Flann O’Brien has a character in one of his novels, a policeman, who had spent so much time on the saddle of a bicycle that the molecules of the saddle and his bottom had become mixed and he is unclear whether he is a bicycle or a policeman.
His quandary is reminiscent of the constitutional officer that is the attorney general (AG). One would naturally suspect this office’s roots go back deep into English history.
And sure enough, the king had need of a chief legal adviser long before the office of prime minister became established.
Even more so, in contemporary Ireland there is a busy intersection between the government and the courts and legal professions and the AG's main role is to patrol this junction.
Thus, take the recent case in which an Irish judge was attacked by the Polish government for referring the question of the extradition of a prisoner to the European Court of Justice. This was because of the undermining of judicial independence in Poland.

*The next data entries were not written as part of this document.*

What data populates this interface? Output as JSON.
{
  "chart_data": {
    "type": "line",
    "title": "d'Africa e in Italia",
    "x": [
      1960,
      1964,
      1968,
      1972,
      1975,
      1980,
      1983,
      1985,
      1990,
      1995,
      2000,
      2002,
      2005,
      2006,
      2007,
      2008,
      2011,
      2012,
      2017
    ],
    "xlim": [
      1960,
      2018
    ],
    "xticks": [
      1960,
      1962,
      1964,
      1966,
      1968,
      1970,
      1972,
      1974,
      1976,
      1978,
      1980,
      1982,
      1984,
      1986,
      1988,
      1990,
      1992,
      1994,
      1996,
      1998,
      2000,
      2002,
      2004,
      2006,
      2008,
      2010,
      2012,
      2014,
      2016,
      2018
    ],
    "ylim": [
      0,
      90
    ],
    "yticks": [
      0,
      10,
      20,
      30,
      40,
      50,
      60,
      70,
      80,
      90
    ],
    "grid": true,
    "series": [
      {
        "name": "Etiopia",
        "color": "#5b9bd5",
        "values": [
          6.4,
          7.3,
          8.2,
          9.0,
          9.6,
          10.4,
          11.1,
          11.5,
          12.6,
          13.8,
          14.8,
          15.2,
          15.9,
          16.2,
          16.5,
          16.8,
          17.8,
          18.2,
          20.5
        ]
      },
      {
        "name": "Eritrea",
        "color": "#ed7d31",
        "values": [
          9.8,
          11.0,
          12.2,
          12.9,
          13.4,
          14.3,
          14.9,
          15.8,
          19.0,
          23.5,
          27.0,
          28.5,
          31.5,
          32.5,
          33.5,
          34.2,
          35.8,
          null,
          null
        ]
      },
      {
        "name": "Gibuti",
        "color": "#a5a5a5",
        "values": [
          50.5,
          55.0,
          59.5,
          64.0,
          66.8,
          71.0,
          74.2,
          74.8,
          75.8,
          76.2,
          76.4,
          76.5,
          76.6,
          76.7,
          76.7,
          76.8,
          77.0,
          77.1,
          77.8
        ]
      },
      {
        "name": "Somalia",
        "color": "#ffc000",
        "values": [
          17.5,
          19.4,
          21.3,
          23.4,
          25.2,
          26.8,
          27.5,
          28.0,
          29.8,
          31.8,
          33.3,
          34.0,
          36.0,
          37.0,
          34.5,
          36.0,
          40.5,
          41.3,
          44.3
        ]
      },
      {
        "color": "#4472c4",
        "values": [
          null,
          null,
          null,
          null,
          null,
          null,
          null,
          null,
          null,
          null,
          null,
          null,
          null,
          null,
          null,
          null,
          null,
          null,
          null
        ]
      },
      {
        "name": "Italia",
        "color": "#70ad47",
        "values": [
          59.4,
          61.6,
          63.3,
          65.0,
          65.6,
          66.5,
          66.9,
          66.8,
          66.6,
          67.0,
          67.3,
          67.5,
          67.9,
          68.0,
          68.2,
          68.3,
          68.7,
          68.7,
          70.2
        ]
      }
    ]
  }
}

The proper response to this attack is something on which the AG's advice would be sought.
And, in the opposite direction, the Government will take the AG’s advice on the constitutionality of a law. Given the resourcefulness of litigants in turning political differences into legal cases and the judicial activism of the courts, this is of central importance.
The AG is always a successful barrister and almost invariably at least a camp-follower of the government party, thus they are trusted by both sides.

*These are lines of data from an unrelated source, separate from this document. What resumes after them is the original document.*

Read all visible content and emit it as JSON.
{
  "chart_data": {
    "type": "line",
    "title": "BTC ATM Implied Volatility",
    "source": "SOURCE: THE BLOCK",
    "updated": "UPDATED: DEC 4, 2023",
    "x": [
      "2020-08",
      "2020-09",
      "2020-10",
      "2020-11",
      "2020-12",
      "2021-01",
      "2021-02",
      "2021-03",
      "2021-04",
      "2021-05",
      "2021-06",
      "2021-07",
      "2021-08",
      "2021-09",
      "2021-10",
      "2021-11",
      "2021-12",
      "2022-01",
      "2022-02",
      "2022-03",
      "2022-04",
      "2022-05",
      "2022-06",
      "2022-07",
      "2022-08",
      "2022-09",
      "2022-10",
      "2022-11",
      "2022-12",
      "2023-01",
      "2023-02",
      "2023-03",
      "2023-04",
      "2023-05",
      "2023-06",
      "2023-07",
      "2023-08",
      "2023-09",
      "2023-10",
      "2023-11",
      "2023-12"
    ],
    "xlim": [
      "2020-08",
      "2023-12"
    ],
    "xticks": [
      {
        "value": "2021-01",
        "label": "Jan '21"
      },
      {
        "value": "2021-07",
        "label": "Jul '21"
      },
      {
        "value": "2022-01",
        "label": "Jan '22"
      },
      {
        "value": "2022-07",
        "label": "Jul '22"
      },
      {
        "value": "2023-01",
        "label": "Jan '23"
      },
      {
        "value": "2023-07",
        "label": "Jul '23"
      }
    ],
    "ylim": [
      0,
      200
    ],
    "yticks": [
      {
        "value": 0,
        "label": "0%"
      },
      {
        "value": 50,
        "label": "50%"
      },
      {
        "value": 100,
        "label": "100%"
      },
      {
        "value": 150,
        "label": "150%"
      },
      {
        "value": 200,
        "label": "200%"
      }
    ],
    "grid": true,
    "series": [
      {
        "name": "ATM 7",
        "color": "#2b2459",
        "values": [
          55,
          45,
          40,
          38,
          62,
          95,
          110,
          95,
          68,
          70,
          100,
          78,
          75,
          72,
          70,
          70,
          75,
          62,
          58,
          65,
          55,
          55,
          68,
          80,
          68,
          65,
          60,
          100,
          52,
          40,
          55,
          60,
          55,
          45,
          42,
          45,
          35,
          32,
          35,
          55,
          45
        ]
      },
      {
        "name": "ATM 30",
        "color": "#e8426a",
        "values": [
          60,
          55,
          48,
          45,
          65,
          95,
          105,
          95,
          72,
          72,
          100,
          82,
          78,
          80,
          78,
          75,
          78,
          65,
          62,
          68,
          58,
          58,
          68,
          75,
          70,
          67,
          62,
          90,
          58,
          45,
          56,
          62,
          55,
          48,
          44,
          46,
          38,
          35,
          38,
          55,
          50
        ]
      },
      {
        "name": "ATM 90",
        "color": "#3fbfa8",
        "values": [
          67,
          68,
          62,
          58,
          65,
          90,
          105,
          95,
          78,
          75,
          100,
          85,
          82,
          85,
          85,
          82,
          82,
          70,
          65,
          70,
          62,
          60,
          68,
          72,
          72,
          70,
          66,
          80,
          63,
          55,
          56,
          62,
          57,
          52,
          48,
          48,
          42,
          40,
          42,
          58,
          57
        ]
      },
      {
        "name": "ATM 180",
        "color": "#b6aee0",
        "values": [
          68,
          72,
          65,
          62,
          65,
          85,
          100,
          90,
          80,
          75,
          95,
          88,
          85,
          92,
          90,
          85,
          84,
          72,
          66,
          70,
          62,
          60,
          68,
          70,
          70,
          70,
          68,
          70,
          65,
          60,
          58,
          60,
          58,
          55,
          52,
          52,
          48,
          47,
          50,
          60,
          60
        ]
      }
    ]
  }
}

Sixth sense However, distinguished exceptions
such as Declan Costello and Michael McDowell aside, Irish AGs have not usually been politicians and thus not bloodied in the piranha fishbowl of media publicity; so their sixth sense in this pool may be undeveloped.
One recalls: the murderer arrested when he was the house-guest of a blameless AG, in 1982; the fall of the Fianna Fáil-Labour government following the appointment of their AG as president of the High Court, a decade later; a similar episode which almost happened last year. And now this.

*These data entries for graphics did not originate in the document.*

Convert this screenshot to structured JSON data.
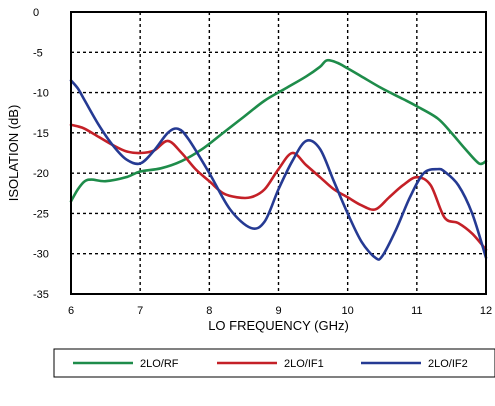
{
  "chart_data": {
    "type": "line",
    "xlabel": "LO FREQUENCY (GHz)",
    "ylabel": "ISOLATION (dB)",
    "xlim": [
      6,
      12
    ],
    "ylim": [
      -35,
      0
    ],
    "grid": "dotted",
    "legend_position": "bottom",
    "xticks": [
      6,
      7,
      8,
      9,
      10,
      11,
      12
    ],
    "xtick_labels": [
      "6",
      "7",
      "8",
      "9",
      "10",
      "11",
      "12"
    ],
    "yticks": [
      0,
      -5,
      -10,
      -15,
      -20,
      -25,
      -30,
      -35
    ],
    "ytick_labels": [
      "0",
      "-5",
      "-10",
      "-15",
      "-20",
      "-25",
      "-30",
      "-35"
    ],
    "series": [
      {
        "name": "2LO/RF",
        "color": "#1e8c4a",
        "x": [
          6.0,
          6.1,
          6.2,
          6.3,
          6.5,
          6.8,
          7.0,
          7.3,
          7.6,
          7.9,
          8.2,
          8.5,
          8.8,
          9.1,
          9.4,
          9.6,
          9.7,
          9.85,
          10.0,
          10.2,
          10.5,
          10.8,
          11.0,
          11.3,
          11.5,
          11.7,
          11.9,
          12.0
        ],
        "y": [
          -23.5,
          -22.0,
          -21.0,
          -20.8,
          -21.0,
          -20.5,
          -19.8,
          -19.4,
          -18.5,
          -17.0,
          -15.0,
          -13.0,
          -11.0,
          -9.5,
          -8.0,
          -6.8,
          -6.0,
          -6.3,
          -7.0,
          -8.0,
          -9.5,
          -10.8,
          -11.7,
          -13.2,
          -15.0,
          -17.0,
          -18.8,
          -18.5
        ]
      },
      {
        "name": "2LO/IF1",
        "color": "#c42027",
        "x": [
          6.0,
          6.1,
          6.2,
          6.4,
          6.6,
          6.8,
          7.0,
          7.2,
          7.4,
          7.6,
          7.8,
          8.0,
          8.2,
          8.4,
          8.6,
          8.8,
          9.0,
          9.2,
          9.4,
          9.6,
          9.8,
          10.0,
          10.2,
          10.4,
          10.6,
          10.8,
          11.0,
          11.2,
          11.4,
          11.6,
          11.8,
          12.0
        ],
        "y": [
          -14.0,
          -14.2,
          -14.5,
          -15.5,
          -16.5,
          -17.3,
          -17.5,
          -17.2,
          -16.0,
          -17.5,
          -19.5,
          -21.0,
          -22.5,
          -23.0,
          -23.0,
          -22.0,
          -19.5,
          -17.5,
          -19.0,
          -20.5,
          -22.0,
          -23.0,
          -24.0,
          -24.5,
          -23.0,
          -21.5,
          -20.5,
          -21.5,
          -25.5,
          -26.2,
          -27.5,
          -29.5
        ]
      },
      {
        "name": "2LO/IF2",
        "color": "#253a93",
        "x": [
          6.0,
          6.1,
          6.2,
          6.4,
          6.6,
          6.8,
          7.0,
          7.2,
          7.4,
          7.55,
          7.7,
          8.0,
          8.3,
          8.6,
          8.8,
          9.0,
          9.2,
          9.4,
          9.6,
          9.8,
          10.0,
          10.2,
          10.4,
          10.5,
          10.7,
          10.9,
          11.1,
          11.3,
          11.4,
          11.6,
          11.8,
          12.0
        ],
        "y": [
          -8.5,
          -9.5,
          -11.0,
          -14.0,
          -16.5,
          -18.3,
          -18.8,
          -17.2,
          -15.0,
          -14.5,
          -15.8,
          -20.0,
          -24.5,
          -26.8,
          -26.0,
          -22.0,
          -18.5,
          -16.0,
          -17.0,
          -21.0,
          -25.0,
          -28.5,
          -30.5,
          -30.3,
          -27.0,
          -23.0,
          -20.0,
          -19.5,
          -19.8,
          -21.5,
          -25.0,
          -30.5
        ]
      }
    ]
  }
}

Yet what Séamus Woulfe said was perfectly sensible and would have read well, say, in his memoirs.
Thus, first, to go back to the idea of the AG as a link, he has useful experience on which to draw, in the selection of judges. Indeed attorneys have been doing this informally for generations. Was it not perverse to amend the Bill to exclude the AG from membership of the appointments commission?
Secondly, among the Office of the Attorney General’s diverse responsibilities is the drafting of Bills. The rules for the interpretation of Acts are very literal and assume, not always correctly, that the parliamentary draftspeople have observed extremely high standards of internal consistency, coherence and non-repetition when drafting a law.
The significance of this is that a Bill may leave the AG's office in good order. Yet, where, as in the present case, there are numerous major amendments, during its passage, through the Oireachtas, slips may occur.
It is true that this may be avoided, if the machinery works perfectly, that is: with draftsmen working at weekends; and good communication (!) between all the parties – AG’s office, the relevant Government department and Minister as well as the judges who like to be kept involved,
Amendments
But perfection cannot be counted upon and, where there are amendments, errors may creep in. These may be errors that are not noticed for many years. At worst, during this period, cases will have been decided, by a judge, who was not validly appointed.
This could lead to no end of trouble. Woulfe was right to have in mind this danger.
Thirdly and unexpectedly, the least troublesome aspect may be what the AG meant when he referred to the “dog’s dinner”. In particular fact, this phrase was directed at the amendments made at committee stage. These would require the appointments commission to rank, in order of preference, recommended candidates for a judicial position. The significance of this is that there is an argument, that such a semicontrol would undermine the Government’s constitutional discretion, in advising the President whom to appoint.
But the essential point here is that such an argument is well-known and, in all probability was the reason why the AG chose not to include this type of provision in the Bill in the first place.
Quite possibly, senior counsel Jim O'Callaghan TD, the Fianna Fáil justice spokesperson, had all this and the mischief to which it could lead in mind when he persuaded the committee to add it to the Bill. No doubt about it: rigorous horse-trading will be necessary to get it excluded at report stage.
Squabble
Lurking behind this squabble is a bigger prize. As the dogs in the street know, an open, equitable system of judicial appointment has been introduced long since in most other states. In the UK in 1998, for instance, at the start of Tony Blair’s term of office, it was accepted as necessary here, for example, in submissions by judges, barristers and solicitors to the inquiry set up when
Alan Shatter
was minister for justice.
But the points that do remain in contention are whether (as provided in the present version of the Bill) the commission should have a lay majority and the chairperson should be a layperson.
On each of these points, the legal establishment – a pressure group that would make Ibec look as if it had come down in the last shower of rain – is looking for changes in the Bill.
Look out for fireworks at the report stage of the dog’s dinner.